The implementation of digital rights management (DRM) also leaves much to be desired: McGraw-Hill’s Primis uses a digital fingerprint on a hard-drive that voids an ebook even if reinstalled on a reformatted drive due to a virus, whilst Thomson’s Cengage Learning uses a time-sensitive model which gives the user access for one semester to an ebook with the full price of its exact print version.  Publishers are also slow to adjust cross-currency rates: Australian textbooks still cost $A120-$200 despite near parity between the Australian and US dollars.

Thus, it’s no surprise that ebook divisions remain small in multinational publishing conglomerates.  One exception is Harvard Business School Press which appears to have ditched Sealed Media’s DRM plugin for Adobe Acrobat after Oracle acquired SM in August 2006 and then had integration problems with information rights management.

These barriers suggest a failure in market design with analogies to George Akerlof‘s study of the used car market in his influential paper The Market for Lemons (1970).  Publishers counter that although there is a lack of ebook standards similar to Akerlof’s paper the economics of publishing provide a disincentive to lower prices.  They claim high fixed costs in printing, photography rights and licensing fees for the case studies taken from Businessweek, Fortune and The Wall Street Journal.  Author fees and promotional budgets to professional associations add variable costs –  however, Australian academics have a disincentive to publish textbooks compared with their US colleagues, as Australia’s Department of Education, Employment & Workplace Relations does not provide recognition points.

To survive US textbook publishers have turned to global market models with regional editions of popular texts (such as Asia-Pacific editions with local coauthors), and adopted the music industry’s business model of electronic and online content (similar to how record labels have released Dualdisc, DVD and collectors editions of albums).  However as Yourdon warned US programmers this may not be a business model with longterm sustainability.  MIT’s OpenCourseWare, Apple’s iTunesU and Scribd all provide free content that mirrors the generic content in most textbooks, although some differentiate via a problem-based approach.

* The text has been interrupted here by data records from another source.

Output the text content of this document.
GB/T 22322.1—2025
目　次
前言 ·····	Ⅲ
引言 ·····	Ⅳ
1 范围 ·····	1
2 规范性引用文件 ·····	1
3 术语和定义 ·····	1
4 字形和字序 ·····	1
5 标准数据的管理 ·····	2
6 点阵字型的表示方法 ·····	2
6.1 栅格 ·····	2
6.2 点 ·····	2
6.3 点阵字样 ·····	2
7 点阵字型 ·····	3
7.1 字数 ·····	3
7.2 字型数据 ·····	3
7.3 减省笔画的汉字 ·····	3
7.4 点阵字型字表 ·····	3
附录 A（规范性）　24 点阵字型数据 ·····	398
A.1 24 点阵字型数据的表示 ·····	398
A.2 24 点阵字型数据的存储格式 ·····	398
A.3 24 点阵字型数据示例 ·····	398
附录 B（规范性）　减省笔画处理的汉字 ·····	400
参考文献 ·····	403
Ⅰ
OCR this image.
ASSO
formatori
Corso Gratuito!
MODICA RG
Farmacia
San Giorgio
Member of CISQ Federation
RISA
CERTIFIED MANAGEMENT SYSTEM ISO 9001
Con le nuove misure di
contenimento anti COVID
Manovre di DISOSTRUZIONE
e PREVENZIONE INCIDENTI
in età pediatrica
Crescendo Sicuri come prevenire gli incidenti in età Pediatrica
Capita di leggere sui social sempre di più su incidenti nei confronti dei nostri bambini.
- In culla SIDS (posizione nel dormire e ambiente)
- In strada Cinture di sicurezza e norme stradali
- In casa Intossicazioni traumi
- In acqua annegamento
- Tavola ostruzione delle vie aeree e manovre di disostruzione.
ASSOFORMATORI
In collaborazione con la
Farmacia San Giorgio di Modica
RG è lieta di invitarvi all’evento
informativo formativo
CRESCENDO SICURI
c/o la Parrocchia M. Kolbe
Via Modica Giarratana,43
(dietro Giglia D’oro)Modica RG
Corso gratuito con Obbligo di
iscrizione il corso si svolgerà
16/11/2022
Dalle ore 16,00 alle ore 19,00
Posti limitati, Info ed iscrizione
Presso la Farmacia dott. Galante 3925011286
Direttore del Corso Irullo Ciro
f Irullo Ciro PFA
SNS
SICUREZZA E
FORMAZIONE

Yourdon’s ‘challenger’ computer programmers now also have illegal BitTorrent sites such as The Pirate Bay, filehosting networks such as Rapidshare, and ebook sites including Avaxsphere.com and PDFCHM to choose from.  The last two provide solutions to Akerlof’s challenge in market design: they have an easier user interface, a broader (illegal) catalogue of ebook titles, and DRM-free files compared to Cengage Learning or McGraw-Hill.  Even business strategists are getting in on the act, as Clayton Christensen, Curtis Johnson & Michael Horn explore in Disrupting Class: How Disruptive Innovation Will Change the Way the World Learns (McGraw-Hill, New York, 2008).

There’s one textbook coauthor who came up with a unique solution to Akerlof’s dilemma in market design.  His Macroeconomics book coauthors Andrew Abel and Dean Croushore opted for the mod-cons from publisher Addison-Wesley: an online site and a one-semester ebook version as a bundle deal.  The textbook coauthor?

Federal Reserve Chairman Ben Bernanke.